Well…what an interesting discussion. I wish I had found this web site earlier. We signed contracts a couple of days ago for a brownstone duplex on W. 122nd st. close to 7th ave. The price worked out to be around $360 sq. ft. I’m happy with it, but admittedly so nervous about where things will be 6 months from now 🙂 I have spent the past 6 months watching prices drop on Natefind and at last we saved enough money to put a down payment on a home. It has taken a good 2 years to reach this point and I guess I am one of those people who just wants a place to call home. Anyways, starting to ramble…but I suppose my point is it is a dream come true to even come up with the down payment at last for a home with a decent amount of space. I think that is all people are looking for. Affordable and reasonable…not necessarily for the city to go broke.
Oh, the ironic thing is we paid pretty much close to asking. Hope I don’t live to regret it 😉
Best of luck to all of you!
And Kris, your suggestion that prices staying high is “no big whoop” is inaccurate too. I can’t tell you how many people I know find housing costs to be the single biggest stress of living in NYC. Just as you say many thousands of homeowners may suffer from the stress of being underwater if prices decline further, so too must one consider the other side of the coin: that the high prices of the bubble years created huge stress for many, many hard-working New Yorkers who, increasingly, could not afford to live here, even if this is where they had the best chance of finding work. There is truth in both sides of the argument, and it’s as wrong to dismissively caricature those hoping for a correction as it is to fail to acknowledge that yes, a correction will cause pain for some.
Kris – this really is treading well worn ground, but again, those hoping for further declines are not necessarily “cheering for the financial ruin” of many people. It all depends on your perspective – during the run-up, many people were evicted, priced out, or convinced that it was a good idea to spend an inordinate proportion of their income on housing. To hope for a correction benefits many people too. There are always winners and losers. I don’t belittle the suffering of those unlucky recent buyers who got in over their heads and have to sell at a loss, but I think they are (hopefully) a small percentage of the market. It is also hard to feel sorry for many other owners who have to reap a more modest profit now instead of the killing they would have made during the peak – in many, many cases, they can still make out quite nicely, even at prices 50% off from peak.

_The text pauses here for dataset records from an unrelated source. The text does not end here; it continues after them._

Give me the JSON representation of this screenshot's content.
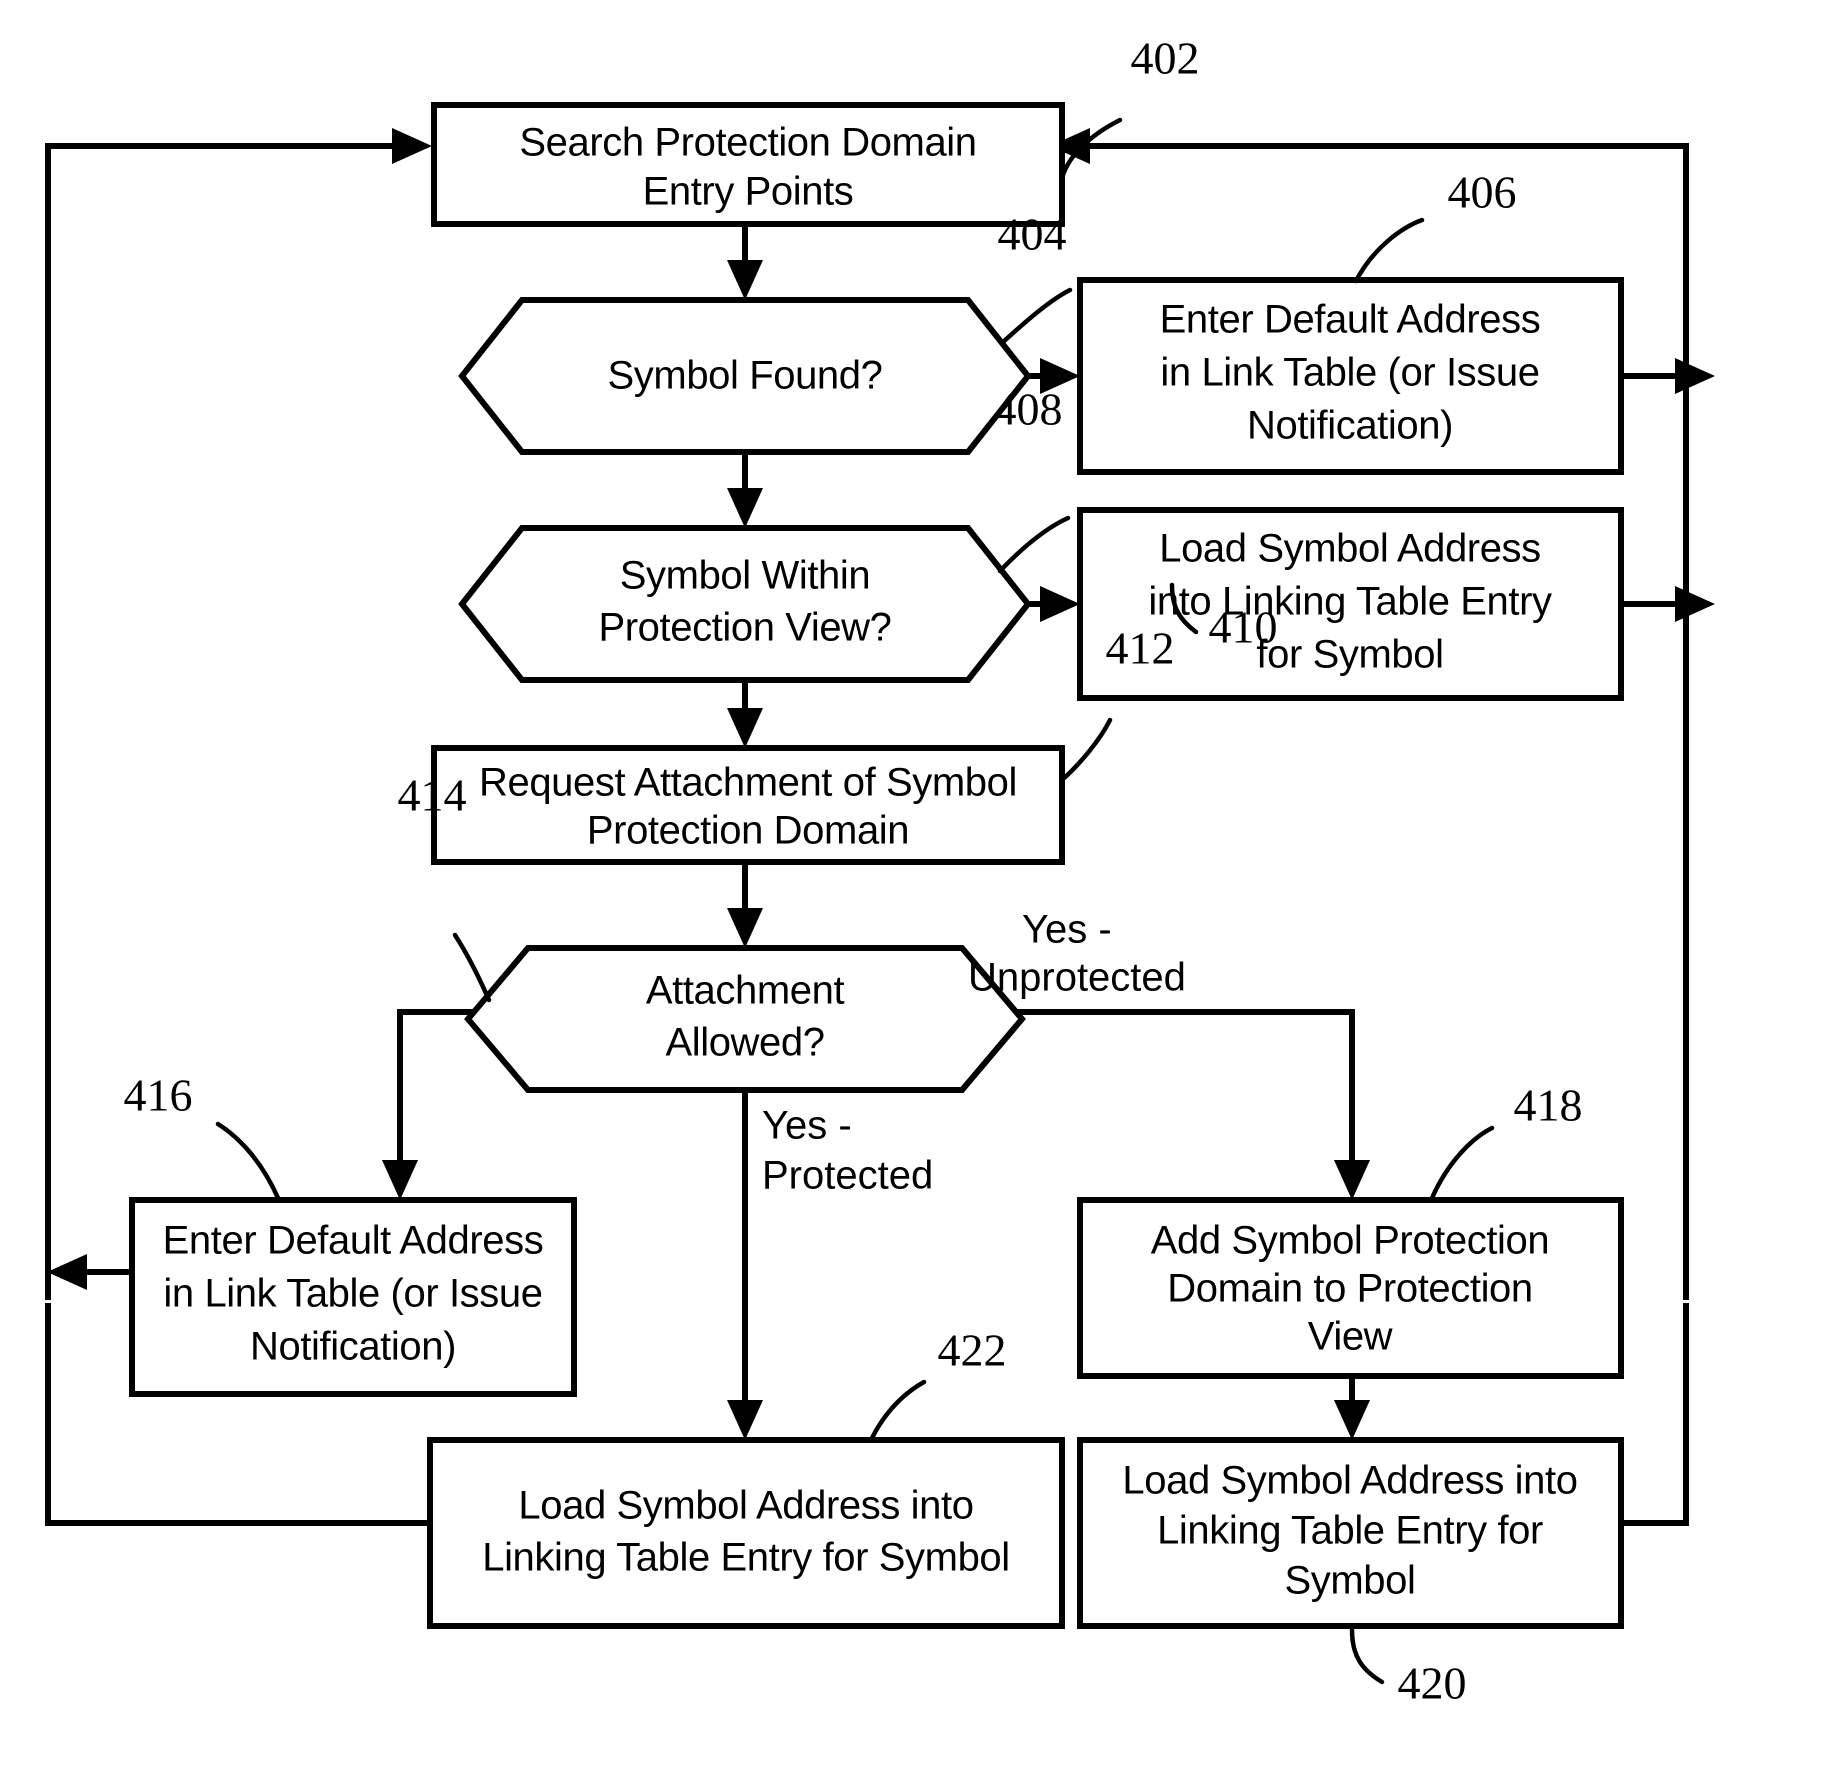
{
  "figure": {
    "type": "patent-flowchart",
    "background_color": "#ffffff",
    "line_color": "#000000"
  },
  "nodes": {
    "n402": {
      "ref": "402",
      "shape": "process",
      "lines": [
        "Search Protection Domain",
        "Entry Points"
      ]
    },
    "n404": {
      "ref": "404",
      "shape": "decision",
      "lines": [
        "Symbol Found?"
      ]
    },
    "n406": {
      "ref": "406",
      "shape": "process",
      "lines": [
        "Enter Default Address",
        "in Link Table (or Issue",
        "Notification)"
      ]
    },
    "n408": {
      "ref": "408",
      "shape": "decision",
      "lines": [
        "Symbol Within",
        "Protection View?"
      ]
    },
    "n410": {
      "ref": "410",
      "shape": "process",
      "lines": [
        "Load Symbol Address",
        "into Linking Table Entry",
        "for Symbol"
      ]
    },
    "n412": {
      "ref": "412",
      "shape": "process",
      "lines": [
        "Request Attachment of Symbol",
        "Protection Domain"
      ]
    },
    "n414": {
      "ref": "414",
      "shape": "decision",
      "lines": [
        "Attachment",
        "Allowed?"
      ]
    },
    "n416": {
      "ref": "416",
      "shape": "process",
      "lines": [
        "Enter Default Address",
        "in Link Table (or Issue",
        "Notification)"
      ]
    },
    "n418": {
      "ref": "418",
      "shape": "process",
      "lines": [
        "Add Symbol Protection",
        "Domain to Protection",
        "View"
      ]
    },
    "n420": {
      "ref": "420",
      "shape": "process",
      "lines": [
        "Load Symbol Address into",
        "Linking Table Entry for",
        "Symbol"
      ]
    },
    "n422": {
      "ref": "422",
      "shape": "process",
      "lines": [
        "Load Symbol Address into",
        "Linking Table Entry for Symbol"
      ]
    }
  },
  "edge_labels": {
    "yes_unprotected": [
      "Yes -",
      "Unprotected"
    ],
    "yes_protected": [
      "Yes -",
      "Protected"
    ]
  }
}
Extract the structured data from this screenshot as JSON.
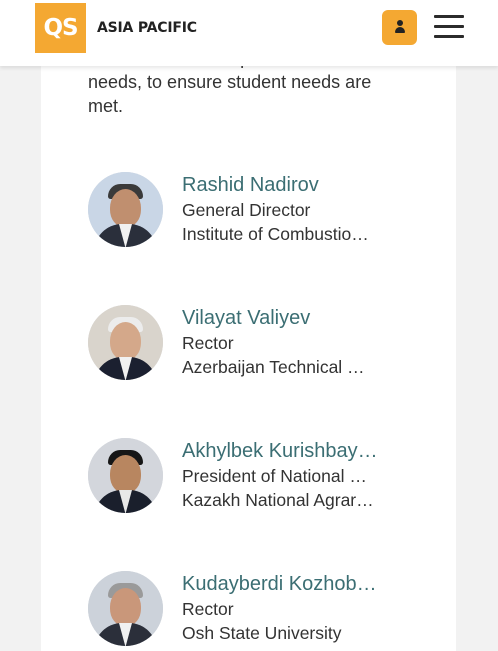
{
  "header": {
    "logo_text": "QS",
    "brand": "ASIA PACIFIC",
    "user_icon": "user-icon",
    "menu_icon": "hamburger-menu-icon",
    "accent_color": "#f4a832"
  },
  "intro_text": "consider the best options based on needs, to ensure student needs are met.",
  "people": [
    {
      "name": "Rashid Nadirov",
      "role": "General Director",
      "org": "Institute of Combustio…"
    },
    {
      "name": "Vilayat Valiyev",
      "role": "Rector",
      "org": "Azerbaijan Technical …"
    },
    {
      "name": "Akhylbek Kurishbay…",
      "role": "President of National …",
      "org": "Kazakh National Agrar…"
    },
    {
      "name": "Kudayberdi Kozhob…",
      "role": "Rector",
      "org": "Osh State University"
    }
  ],
  "colors": {
    "name_color": "#3b6e73",
    "text_color": "#333333"
  }
}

Free only if you ignore the opportunity costs of your money, and if you’re not underwater on the house, and on and on. Nothing is “free.”
“This bubble however was much bigger and economy/unemployment far worse so it might take 15-20 years from now before a bottom. It sounds crazy but this is how RE works. The longer a buyer waits the better.”
I like that, so if I am in the market for a house, I should wait twenty years? I could pay off a 15 year mortgage and live five years for free.
Posted by: denton at September 11, 2009 3:44 PM
denton, half these people can’t figure that out.
For those of you cheering on a new bubble, or maybe just the old one, you’re cheering on malinvestment, household and national balance sheet mismanagement, and the withholding of a normal middle class way of life from millions of hardworking would-be homeowners.
Yes, Goldman bonuses will be huge this year. They’re playing the Bernanke put to perfection. Shame on them.
Dave, you’ve called a Jan 1 bottom in BK RE? If prices are higher on June 1, I’ll buy you a bottle of Haut Brion.